Er zijn voorbeelden waar dat heel goed is gelukt, zoals een project in Amsterdam UMC waarin gebruik wordt gemaakt van AI om artsen te ondersteunen bij het ontslag van IC-patiënten. Op basis van artificial intelligence wordtin real timeinformatie van patiënten op de intensive care vergeleken met informatie van duizenden patiënten die in het verleden op een IC zijn behandeld. Met die razendsnel verkregen informatie kunnen de IC-artsen beter beslissen wanneer een patiënt overgeplaatst kan worden van de IC naar de verpleegafdeling in het ziekenhuis.
Prachtige toepassing
Een ander voorbeeld is de inzet van AI bij de diagnose van hersentumoren, ontwikkeld door UMC Utrecht in samenwerking met Amsterdam UMC. Hiermee kan tijdens de operatie worden vastgesteld welk type hersentumor een patiënt heeft, waardoor nog op het moment van opereren de behandelstrategie aangepast kan worden. Voorheen kostte zo’n analyse dagen, nu is het mogelijk binnen een uur.
“Een prachtige toepassing”, volgens Marquering. “Maar daarmee ben je nog niet klaar. Als jij een AI-toepassing wilt hebben die breed gedragen wordt, dan moet die ook door andere ziekenhuizen op dezelfde manier gebruikt kunnen worden. Om die stap te doen moet je een lang traject doorlopen. Voordat je AI in de klinische praktijk kunt neerzetten heb je een diverse certificeringen nodig. Daar zijn grote investeringen voor nodig. En het kost ontzettend veel werk, veel administratie. Typisch niet het werk dat je leuk vindt als je gekozen hebt voor een onderzoeksbaan.”
Positieve aandacht
Er is nog steeds veel positieve aandacht voor AI, er wordt veel geld in geïnvesteerd. Tegelijk ziet Marquering dat de aandacht wat aan het afnemen is. En dat vindt hij niet per se een slecht teken. “AI heeft de neiging om ‘ge-overhyped’ te worden. Elke keer als AI weer aandacht kreeg, is er veel beloofd over wat het allemaal kan en wat er allemaal gaat veranderen.
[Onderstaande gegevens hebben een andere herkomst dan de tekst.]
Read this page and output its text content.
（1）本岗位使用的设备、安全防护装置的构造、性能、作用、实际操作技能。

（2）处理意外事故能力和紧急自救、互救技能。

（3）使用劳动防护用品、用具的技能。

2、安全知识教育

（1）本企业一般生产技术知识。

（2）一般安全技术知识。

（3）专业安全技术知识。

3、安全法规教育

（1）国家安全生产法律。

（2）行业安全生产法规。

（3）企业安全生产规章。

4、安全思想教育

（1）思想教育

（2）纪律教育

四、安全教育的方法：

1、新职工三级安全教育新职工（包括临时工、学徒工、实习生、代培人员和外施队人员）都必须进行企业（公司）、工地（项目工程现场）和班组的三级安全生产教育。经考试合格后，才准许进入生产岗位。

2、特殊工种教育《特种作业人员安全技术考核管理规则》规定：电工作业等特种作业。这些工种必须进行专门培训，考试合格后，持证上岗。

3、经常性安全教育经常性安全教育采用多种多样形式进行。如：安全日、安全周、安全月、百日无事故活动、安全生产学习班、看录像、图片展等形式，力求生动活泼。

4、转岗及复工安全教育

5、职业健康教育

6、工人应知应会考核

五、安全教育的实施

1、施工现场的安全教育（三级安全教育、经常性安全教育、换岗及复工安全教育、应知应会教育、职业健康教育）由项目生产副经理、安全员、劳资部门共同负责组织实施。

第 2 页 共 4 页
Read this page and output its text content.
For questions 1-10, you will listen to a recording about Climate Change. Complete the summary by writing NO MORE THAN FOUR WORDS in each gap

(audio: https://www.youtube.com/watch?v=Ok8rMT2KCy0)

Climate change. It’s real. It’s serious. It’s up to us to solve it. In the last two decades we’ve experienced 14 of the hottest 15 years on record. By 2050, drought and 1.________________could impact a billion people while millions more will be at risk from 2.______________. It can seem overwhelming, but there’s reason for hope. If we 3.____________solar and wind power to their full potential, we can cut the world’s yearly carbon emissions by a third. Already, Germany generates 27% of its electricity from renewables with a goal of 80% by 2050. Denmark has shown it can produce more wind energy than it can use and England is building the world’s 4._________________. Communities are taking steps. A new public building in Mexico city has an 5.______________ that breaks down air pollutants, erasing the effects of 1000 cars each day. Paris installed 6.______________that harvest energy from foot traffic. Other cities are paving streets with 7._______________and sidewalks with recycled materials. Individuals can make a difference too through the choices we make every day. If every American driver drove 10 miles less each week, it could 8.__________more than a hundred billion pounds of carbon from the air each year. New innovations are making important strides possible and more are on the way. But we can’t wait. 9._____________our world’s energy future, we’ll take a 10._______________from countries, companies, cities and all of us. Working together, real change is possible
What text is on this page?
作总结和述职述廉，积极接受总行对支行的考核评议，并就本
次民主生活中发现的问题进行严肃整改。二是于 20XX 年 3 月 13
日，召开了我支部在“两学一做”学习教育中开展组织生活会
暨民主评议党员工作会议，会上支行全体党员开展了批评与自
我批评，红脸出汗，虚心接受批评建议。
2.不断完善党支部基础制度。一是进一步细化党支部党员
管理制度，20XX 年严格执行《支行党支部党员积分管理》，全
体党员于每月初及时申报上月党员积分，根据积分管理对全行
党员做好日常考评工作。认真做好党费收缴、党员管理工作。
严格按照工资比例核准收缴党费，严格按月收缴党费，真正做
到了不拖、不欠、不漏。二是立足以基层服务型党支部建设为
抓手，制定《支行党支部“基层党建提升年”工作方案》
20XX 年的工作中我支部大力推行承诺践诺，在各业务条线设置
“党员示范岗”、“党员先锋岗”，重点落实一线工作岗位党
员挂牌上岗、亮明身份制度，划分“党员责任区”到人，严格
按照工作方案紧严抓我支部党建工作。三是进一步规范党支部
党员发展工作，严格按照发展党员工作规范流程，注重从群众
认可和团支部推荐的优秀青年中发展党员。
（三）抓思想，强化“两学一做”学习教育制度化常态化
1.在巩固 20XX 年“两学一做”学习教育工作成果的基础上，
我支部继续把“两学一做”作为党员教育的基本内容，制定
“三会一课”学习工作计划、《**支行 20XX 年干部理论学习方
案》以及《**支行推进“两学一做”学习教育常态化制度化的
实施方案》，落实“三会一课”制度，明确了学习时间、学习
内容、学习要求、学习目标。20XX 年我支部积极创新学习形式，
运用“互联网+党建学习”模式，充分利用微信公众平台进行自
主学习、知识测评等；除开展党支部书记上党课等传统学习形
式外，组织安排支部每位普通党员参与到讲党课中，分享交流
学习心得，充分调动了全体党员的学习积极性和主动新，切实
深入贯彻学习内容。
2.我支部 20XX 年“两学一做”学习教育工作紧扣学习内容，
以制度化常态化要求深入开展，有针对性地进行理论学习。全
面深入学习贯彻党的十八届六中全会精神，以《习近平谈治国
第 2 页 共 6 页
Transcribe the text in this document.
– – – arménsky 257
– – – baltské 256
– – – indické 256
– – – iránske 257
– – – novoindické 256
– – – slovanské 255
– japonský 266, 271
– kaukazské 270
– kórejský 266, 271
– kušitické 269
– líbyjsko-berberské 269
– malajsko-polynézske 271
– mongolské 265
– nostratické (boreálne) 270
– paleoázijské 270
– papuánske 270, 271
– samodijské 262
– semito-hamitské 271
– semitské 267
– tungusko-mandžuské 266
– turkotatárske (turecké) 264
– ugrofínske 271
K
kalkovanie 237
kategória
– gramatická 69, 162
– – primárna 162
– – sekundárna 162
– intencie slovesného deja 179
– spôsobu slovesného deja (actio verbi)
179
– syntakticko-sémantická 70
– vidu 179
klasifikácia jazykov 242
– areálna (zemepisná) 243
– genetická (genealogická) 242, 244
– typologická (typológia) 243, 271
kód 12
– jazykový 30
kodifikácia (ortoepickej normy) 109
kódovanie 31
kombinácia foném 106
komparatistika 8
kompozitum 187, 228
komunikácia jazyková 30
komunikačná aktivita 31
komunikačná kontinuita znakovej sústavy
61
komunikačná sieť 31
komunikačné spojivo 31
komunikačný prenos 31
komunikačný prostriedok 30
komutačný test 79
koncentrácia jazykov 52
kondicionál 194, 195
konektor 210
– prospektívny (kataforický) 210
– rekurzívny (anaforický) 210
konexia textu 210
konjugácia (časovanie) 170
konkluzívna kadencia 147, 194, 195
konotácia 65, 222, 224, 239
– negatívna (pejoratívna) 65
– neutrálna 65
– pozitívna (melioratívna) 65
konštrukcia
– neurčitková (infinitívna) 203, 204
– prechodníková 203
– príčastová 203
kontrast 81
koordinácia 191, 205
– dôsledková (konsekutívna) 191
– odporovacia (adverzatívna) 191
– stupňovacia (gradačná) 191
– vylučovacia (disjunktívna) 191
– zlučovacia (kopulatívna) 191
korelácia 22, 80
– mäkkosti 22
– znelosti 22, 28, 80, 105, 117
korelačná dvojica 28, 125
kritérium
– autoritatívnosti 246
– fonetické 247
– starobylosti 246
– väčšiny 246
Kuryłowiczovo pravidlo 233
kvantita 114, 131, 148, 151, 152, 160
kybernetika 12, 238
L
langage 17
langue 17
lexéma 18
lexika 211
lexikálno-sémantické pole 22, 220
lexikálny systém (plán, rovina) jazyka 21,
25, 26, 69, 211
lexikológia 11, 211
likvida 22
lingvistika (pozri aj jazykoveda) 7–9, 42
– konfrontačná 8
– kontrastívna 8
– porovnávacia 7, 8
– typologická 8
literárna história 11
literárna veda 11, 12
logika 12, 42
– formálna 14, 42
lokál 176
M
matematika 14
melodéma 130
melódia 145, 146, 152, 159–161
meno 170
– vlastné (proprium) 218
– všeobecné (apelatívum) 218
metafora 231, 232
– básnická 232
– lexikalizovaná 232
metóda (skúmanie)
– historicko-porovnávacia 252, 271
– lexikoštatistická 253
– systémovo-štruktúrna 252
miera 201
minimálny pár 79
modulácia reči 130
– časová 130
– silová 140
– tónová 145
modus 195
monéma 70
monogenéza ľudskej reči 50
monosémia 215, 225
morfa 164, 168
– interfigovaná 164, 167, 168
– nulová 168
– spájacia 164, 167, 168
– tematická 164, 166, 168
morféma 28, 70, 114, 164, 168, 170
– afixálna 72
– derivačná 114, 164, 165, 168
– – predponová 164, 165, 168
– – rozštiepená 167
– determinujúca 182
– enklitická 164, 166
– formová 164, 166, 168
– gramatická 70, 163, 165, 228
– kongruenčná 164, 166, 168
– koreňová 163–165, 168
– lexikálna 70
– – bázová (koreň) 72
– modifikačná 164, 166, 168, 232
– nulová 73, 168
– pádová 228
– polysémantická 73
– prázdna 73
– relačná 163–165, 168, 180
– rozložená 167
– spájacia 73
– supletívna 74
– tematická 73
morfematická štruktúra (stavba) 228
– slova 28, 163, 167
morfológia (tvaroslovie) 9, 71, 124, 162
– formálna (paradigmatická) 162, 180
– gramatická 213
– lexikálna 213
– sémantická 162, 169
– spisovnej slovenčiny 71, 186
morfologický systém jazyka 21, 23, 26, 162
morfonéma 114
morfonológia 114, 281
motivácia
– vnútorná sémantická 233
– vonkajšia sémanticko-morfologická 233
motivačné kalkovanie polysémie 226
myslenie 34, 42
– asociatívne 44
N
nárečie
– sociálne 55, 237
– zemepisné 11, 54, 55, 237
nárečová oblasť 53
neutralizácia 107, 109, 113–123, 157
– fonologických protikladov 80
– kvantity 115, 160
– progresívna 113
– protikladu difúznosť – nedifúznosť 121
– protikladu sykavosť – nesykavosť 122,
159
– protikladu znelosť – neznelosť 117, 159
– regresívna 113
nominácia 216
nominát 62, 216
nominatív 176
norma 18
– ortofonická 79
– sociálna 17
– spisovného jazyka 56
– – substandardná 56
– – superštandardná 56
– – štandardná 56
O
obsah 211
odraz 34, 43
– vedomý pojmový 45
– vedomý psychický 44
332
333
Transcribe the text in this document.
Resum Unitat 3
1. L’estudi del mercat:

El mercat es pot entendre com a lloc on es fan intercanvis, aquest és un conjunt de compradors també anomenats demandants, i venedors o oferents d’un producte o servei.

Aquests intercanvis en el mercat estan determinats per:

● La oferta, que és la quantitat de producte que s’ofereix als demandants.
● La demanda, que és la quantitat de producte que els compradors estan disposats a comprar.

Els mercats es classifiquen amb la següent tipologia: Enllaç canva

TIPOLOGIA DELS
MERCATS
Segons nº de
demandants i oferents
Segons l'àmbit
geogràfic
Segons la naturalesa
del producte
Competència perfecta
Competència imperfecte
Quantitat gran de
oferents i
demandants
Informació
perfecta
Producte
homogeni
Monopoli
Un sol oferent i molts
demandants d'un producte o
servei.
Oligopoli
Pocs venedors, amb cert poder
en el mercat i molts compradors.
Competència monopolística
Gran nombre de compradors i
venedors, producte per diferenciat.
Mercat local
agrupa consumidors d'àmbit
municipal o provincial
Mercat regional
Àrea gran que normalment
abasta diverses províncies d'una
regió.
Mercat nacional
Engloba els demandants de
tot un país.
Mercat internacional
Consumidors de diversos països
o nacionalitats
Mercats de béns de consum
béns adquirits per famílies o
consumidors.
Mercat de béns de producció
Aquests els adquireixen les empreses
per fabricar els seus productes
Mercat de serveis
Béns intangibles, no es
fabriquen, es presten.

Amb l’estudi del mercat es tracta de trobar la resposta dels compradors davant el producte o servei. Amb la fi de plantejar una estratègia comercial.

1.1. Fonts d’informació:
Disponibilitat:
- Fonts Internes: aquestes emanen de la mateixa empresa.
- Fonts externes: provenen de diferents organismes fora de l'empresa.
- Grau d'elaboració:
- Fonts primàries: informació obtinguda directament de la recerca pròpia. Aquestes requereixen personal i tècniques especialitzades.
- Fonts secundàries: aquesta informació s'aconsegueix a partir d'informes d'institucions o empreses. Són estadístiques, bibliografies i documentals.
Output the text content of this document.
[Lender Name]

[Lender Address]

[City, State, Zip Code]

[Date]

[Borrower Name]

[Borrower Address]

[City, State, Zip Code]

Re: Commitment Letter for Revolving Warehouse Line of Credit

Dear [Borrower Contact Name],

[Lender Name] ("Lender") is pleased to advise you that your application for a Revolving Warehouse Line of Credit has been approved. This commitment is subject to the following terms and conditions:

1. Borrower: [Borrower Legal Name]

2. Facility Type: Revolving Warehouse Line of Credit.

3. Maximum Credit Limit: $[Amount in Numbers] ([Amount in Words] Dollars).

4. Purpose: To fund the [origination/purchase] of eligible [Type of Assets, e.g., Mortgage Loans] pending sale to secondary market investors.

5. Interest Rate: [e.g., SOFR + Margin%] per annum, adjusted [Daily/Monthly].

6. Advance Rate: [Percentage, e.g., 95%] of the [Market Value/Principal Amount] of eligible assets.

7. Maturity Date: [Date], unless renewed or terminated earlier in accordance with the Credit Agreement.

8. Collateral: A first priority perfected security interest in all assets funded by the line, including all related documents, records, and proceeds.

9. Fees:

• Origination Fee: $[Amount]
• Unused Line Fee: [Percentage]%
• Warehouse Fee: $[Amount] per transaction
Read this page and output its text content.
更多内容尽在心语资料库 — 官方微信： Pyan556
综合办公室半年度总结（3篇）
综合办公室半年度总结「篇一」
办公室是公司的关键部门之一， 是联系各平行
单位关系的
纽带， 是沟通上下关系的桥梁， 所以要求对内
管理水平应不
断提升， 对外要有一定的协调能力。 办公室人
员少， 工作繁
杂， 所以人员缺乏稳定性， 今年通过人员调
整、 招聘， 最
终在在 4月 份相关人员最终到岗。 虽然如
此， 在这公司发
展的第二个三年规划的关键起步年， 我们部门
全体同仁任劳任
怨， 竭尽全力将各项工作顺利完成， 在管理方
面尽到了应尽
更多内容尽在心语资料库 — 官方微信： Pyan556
Als je dan na tien jaar terugkijkt wat er gerealiseerd is, dan valt het ontzettend tegen.” Marquering ziet voor het gebruik van AI in de medische wereld vooral een perspectief met ‘prachtige toepassingen’. En de grote meerwaarde van deze manier van werken. “Ik ben bijvoorbeeld heel blij met de taalmodellen van tegenwoordig, omdat er dankzij ondersteuning van AI veel beter geschreven wordt. En tijdens covid kon al heel snel met AI vastgesteld worden hoe erg een patiënt eraan toe was. Dat zijn heel mooie ontwikkelingen.”